I would think adaptability to, like solving a new task will be one of the core capabilities for like a real in body. Ai, like solving robotics, because no matter how big the data set is, there will always be new tasks in the world. For example, like Ikea has now a new type of desk. How can the robot learn to assemble it? It will probably need to figure out, like using some new tools or new components, and look at the menu to figure out how to sort of make this new shelf or table. And I think robotics will not just be about like dexterity, like in like atomic way, like small scales, but also how to chain them together in a way that just makes sense, and it's almost like reasoning in the context of more physical Intelligence.
Great. So for me, I think journalist robots may be three years away. Whatever that means, at least, that's what I tell Jensen, don't hold me accountable. Three years later, if I failed at solving robotics, you might not see me anymore. Yeah. So I do believe in the next three years, we will see some major breakthroughs, right? And as the panelists mentioned here, right, the ability to adapt quickly to new skills, right, to move from specialist robots to more general purpose robots that can solve tasks based on, let's say, natural language instructions.
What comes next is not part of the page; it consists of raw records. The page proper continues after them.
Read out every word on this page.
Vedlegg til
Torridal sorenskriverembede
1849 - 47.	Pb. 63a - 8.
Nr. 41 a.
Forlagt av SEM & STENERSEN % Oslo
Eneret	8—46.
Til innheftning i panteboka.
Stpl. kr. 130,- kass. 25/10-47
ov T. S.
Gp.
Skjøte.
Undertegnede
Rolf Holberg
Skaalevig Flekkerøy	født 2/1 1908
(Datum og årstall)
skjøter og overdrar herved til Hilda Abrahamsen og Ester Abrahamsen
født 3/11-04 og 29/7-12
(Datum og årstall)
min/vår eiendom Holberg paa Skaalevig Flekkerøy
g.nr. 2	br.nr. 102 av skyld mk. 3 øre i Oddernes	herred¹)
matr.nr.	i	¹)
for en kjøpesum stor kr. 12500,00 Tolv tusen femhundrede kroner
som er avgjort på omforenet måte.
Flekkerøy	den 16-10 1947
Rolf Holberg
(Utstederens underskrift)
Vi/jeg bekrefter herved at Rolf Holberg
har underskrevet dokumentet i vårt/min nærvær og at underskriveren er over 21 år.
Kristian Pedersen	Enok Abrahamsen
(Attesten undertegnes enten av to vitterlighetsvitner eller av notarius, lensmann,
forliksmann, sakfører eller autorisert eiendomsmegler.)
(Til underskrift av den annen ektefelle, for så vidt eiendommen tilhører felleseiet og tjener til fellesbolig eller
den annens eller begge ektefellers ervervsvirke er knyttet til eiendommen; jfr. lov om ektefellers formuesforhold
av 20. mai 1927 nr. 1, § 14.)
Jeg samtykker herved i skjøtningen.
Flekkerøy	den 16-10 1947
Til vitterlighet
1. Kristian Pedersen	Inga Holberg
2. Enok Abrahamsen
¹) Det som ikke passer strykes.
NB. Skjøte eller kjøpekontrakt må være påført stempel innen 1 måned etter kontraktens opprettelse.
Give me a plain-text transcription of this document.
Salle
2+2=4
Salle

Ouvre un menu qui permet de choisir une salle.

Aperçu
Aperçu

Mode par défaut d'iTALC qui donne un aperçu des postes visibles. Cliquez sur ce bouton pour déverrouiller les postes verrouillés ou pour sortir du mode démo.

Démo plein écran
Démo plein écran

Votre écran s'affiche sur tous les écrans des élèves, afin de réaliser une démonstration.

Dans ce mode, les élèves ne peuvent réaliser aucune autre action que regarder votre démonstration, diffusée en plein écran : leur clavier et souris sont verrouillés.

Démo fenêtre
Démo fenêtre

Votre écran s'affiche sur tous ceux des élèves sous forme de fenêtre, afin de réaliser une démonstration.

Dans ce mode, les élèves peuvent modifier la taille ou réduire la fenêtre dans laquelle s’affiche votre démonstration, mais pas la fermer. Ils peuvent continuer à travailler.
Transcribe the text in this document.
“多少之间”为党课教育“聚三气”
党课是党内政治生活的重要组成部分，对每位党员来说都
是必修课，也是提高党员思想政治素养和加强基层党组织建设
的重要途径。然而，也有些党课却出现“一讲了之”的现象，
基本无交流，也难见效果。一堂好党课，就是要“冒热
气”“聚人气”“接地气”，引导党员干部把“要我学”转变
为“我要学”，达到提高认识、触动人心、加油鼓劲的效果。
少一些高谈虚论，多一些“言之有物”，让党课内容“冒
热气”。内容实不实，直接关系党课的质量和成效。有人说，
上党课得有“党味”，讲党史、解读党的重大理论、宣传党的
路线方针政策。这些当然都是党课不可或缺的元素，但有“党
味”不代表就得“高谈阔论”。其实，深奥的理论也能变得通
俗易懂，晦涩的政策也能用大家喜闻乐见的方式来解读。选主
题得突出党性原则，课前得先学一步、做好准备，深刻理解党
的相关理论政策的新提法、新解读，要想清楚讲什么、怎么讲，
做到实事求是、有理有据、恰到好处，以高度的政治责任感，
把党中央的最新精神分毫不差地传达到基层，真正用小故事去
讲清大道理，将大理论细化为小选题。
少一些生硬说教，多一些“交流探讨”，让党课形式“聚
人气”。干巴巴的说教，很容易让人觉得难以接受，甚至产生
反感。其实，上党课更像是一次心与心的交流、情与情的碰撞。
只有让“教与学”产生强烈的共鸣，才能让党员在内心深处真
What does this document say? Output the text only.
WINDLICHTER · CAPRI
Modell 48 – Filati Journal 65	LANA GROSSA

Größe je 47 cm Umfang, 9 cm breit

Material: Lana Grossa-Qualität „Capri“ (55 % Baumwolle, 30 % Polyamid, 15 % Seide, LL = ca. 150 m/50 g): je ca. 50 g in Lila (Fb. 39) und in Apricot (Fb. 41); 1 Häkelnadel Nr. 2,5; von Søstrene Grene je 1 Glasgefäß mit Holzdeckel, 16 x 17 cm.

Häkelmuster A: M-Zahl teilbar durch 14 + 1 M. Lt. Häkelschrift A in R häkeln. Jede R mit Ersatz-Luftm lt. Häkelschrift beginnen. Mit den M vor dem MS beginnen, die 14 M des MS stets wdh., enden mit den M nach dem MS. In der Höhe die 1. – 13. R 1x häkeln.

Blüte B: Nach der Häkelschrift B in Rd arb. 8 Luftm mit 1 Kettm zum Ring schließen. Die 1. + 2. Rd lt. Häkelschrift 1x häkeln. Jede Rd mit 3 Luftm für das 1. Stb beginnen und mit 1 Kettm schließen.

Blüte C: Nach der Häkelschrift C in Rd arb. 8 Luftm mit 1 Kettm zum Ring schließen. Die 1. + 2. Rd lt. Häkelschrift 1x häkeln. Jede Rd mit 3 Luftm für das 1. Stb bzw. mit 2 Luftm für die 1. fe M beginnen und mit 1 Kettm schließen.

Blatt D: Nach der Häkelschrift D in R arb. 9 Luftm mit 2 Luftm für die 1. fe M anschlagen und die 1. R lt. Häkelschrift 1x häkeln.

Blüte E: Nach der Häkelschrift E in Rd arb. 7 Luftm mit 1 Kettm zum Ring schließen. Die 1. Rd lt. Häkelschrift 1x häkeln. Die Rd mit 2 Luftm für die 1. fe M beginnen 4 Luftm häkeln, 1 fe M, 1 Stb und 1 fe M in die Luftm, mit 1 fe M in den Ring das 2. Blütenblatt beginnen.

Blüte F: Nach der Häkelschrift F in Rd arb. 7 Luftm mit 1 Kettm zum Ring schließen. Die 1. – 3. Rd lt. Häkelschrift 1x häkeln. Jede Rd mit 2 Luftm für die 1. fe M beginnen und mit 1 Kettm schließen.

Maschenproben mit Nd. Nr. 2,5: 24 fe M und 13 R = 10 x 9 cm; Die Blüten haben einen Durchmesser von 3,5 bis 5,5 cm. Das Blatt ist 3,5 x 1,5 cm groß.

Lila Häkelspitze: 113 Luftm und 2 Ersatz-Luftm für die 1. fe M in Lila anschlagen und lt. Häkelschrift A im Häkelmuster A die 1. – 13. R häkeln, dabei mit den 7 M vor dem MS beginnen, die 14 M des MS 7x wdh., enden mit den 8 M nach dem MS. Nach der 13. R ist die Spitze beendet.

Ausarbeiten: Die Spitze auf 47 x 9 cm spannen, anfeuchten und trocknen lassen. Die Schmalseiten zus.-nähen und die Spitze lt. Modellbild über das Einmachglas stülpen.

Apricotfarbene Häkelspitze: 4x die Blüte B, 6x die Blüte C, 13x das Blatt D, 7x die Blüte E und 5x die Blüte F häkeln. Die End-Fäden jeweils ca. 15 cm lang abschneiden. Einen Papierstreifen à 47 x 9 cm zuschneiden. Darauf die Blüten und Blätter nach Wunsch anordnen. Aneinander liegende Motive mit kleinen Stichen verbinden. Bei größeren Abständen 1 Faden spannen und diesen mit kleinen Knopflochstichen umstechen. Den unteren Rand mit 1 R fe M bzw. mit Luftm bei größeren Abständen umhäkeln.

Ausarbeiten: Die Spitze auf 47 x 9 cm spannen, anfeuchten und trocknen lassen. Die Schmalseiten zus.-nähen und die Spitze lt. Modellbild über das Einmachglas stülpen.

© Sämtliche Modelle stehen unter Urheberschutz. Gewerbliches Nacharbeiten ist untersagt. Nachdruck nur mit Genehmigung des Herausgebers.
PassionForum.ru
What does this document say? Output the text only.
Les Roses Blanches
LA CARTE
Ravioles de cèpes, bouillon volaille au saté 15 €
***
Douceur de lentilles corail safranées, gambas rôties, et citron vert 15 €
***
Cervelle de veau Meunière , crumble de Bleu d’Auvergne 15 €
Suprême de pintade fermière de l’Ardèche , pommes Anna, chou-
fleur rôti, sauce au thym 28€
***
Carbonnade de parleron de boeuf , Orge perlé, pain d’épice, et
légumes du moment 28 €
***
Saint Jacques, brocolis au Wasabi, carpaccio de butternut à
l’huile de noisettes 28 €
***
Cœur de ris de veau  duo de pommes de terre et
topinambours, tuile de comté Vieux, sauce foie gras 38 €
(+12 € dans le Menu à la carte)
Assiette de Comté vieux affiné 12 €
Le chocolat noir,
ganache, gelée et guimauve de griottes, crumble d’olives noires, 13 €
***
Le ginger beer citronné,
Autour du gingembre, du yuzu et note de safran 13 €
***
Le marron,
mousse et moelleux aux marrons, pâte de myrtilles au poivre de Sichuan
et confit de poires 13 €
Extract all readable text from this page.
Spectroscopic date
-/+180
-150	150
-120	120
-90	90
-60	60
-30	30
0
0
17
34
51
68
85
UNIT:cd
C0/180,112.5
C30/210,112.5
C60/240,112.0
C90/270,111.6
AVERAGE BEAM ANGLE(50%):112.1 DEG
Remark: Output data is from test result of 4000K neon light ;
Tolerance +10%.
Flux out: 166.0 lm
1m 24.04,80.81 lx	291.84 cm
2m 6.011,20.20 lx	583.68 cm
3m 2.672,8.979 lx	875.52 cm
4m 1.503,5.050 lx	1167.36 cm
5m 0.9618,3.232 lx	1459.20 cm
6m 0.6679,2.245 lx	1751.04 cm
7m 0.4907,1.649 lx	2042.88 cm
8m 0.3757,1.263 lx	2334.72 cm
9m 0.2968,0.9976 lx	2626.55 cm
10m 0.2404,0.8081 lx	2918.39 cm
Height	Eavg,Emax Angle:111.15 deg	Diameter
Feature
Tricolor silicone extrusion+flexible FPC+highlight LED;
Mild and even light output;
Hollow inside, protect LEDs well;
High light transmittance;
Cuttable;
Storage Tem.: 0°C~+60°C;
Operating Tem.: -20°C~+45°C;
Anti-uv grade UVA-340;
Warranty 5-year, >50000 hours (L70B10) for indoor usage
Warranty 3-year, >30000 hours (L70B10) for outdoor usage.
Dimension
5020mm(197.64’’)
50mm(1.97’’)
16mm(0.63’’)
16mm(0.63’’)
I believe a breakthrough will be within the next three years, if not sooner. And that being said, I don't think robots will just be deployed and then become as many as iPhones anytime soon, because you also have the production issue, right? Anything that touches the hardware is a very complicated supply chain and logistic issue, and also there are a lot of societal and ethical and safety concerns as well, right? Like, are people gonna accept robots into their daily lives? That is a very tough question to answer. Right? When Steve Jobs first unveiled iPhone on stage, we have no idea that one day we'll just have this device in everyone's pocket, right? We have no idea people will accept this new thing. So it's the same thing. We have no idea if people will accept robots, and if they do, what kinds of robots they will accept at which region of the world, right? It's not clear. And for that, I cannot really assign a timeline, but for the research part, I am confident we'll see something major in the next three years. So let's all you know. look forward to that. And with that, thanks to all the panelists for this amazing discussion, and very insightful analysis. And thanks, everyone, for joining us.